L’absence de virgule chez Marie-Hélène Lafon

Dans l’excellent roman His­toire du fils de Marie-Hélène Lafon – grande sty­liste, dont j’avais déjà beau­coup aimé Nos vies –, on trouve un usage fré­quent de l’absence de vir­gule, qui me paraît inté­res­sant. Cela a pour fonc­tion de grou­per des mots en un tout cohé­rent, pen­sé ou expri­mé sans pause. Cela per­met aus­si de ne pas mul­ti­plier les sépa­ra­tions entre deux élé­ments de phrase déjà sépa­rés par une vir­gule. Voi­ci quelques exemples de ce procédé. 

Pour expri­mer une action continue : 

« […] quand Antoi­nette vivait avec eux à Chan­te­relle, il la fai­sait rire avec ce qu’elle appe­lait ses folies, et elle riait elle riait, elle pleu­rait aus­si du coin des yeux à force de rire tel­le­ment […] » (p. 14)

Quand des sen­sa­tions défilent : 

« Mou­rot patrouille dans les rangs, il ne sent pas bon. Paul hésite, beurre rance poi­reaux vinai­grette vieille soupe, des relents de nour­ri­ture, les stig­mates d’une vie étri­quée, recuite et réchauf­fée. » (p. 29)

Pour don­ner une impres­sion d’ensemble : 

  • « […] un charme qui n’avait pas de nom et qui leur tenait au corps. C’était dans leurs attaches, épaules poi­gnets che­villes, fortes et fines à la fois […] » (p. 31)
  • « Il n’aimait pas ces eaux noires qui creusent des abîmes dans la nuit. Il avait choi­si la lumière le chaud le jour la joie. » (p. 53)
  • Les amis, deux frères noueux noi­rauds énig­ma­tiques, dotés d’un fort accent ita­lien […] (p. 150)
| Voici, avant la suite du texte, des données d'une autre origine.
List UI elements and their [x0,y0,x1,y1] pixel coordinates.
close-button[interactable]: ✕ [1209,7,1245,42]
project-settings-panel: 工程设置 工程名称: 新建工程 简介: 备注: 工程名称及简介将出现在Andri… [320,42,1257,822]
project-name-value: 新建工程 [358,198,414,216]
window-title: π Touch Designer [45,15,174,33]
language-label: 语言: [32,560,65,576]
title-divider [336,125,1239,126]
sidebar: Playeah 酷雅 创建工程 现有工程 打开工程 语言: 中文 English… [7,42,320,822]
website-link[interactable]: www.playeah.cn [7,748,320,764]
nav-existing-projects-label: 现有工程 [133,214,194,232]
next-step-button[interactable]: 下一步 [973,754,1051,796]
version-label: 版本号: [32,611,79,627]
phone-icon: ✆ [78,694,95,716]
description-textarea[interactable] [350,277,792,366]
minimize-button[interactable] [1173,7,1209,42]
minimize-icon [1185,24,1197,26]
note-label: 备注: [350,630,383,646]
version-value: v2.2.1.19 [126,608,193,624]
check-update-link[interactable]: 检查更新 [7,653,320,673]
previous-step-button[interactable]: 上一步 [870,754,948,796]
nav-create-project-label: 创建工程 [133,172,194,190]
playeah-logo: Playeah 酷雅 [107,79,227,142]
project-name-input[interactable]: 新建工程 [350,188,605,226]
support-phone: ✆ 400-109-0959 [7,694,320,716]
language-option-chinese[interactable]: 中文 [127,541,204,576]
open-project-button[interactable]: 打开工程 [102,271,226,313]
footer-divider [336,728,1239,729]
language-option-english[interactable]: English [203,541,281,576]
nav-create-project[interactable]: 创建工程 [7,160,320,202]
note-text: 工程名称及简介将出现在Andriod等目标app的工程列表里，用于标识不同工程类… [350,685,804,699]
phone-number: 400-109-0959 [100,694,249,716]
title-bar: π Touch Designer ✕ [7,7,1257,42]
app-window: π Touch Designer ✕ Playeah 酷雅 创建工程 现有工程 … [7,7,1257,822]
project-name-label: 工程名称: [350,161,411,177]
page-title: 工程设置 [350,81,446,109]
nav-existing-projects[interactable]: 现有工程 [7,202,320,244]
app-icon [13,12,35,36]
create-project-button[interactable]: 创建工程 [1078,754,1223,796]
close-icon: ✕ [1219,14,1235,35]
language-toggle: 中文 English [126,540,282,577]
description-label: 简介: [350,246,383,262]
Le pro­cé­dé est par­fois jus­ti­fié dans le texte : 

  • « La ques­tion le sai­sit ; il sent, avec ses jambes ses bras son ventre, qu’elle est trop grande pour lui. Il se débat, il pense à la gram­maire que le maître d’école leur apprend. Il aime l’école le maître la gram­maire, et les autres matières, il est d’accord pour tout. » (p. 60)
  • « Il devint atten­tif à la voix, grave voi­lée chaude moi­rée velou­tée. Il épui­sa ses adjec­tifs. » (p. 38)
  • « […] elle n’avait jamais été enceinte, pour­quoi main­te­nant ; et de cet homme, elle hési­tait sur le mot, homme jeune homme amant gaillard voyou, elle hési­tait sur le mot mais se ren­dait à l’évidence ; de tous les mâles qui avaient tra­ver­sé sa vie, Paul Lachalme était le moins capable de faire un père […] » (p. 77)
  • « Elle avait jeté d’un seul élan, comme on récite un poème devant le maître et la classe, sans le regar­der, sans res­pi­rer, et sans bou­ger, le corps vrillé, ta mère m’a dit hier pour ton père, il s’appelle Paul Lachalme il est né en 1903 il a qua­rante-sept ans seize ans de moins qu’elle ils se sont connus à Aurillac au lycée de gar­çons il est avo­cat il vit à Paris bou­le­vard Ara­go dans le qua­tor­zième arron­dis­se­ment au 34 il a une mai­son et des biens de famille un hôtel des terres à Chan­te­relle dans le Can­tal. » (p. 54)

Autre exemple de phrase jetée : 

« Il chan­ce­lait, elle l’avait sai­si aux épaules, ils étaient de même taille. Elle avait enfon­cé en lui l’éclat cru de ses yeux clairs, elle avait dit, d’une voix presque rieuse, recou­chez-vous jeune homme on est presque tou­jours ban­cal sur trois jambes. » (p. 39)

Un der­nier exemple, où le pro­cé­dé est employé deux fois de suite : 

« […] une après-midi qui comp­te­ra dans sa vie, il le sait il le sent, c’est un aiguillage une fron­tière un seuil. » (p. 160)


Marie-Hélène Lafon, His­toire du fils, Buchet-Chas­tel, 2020, 170 pages, récom­pen­sé du prix Renaudot.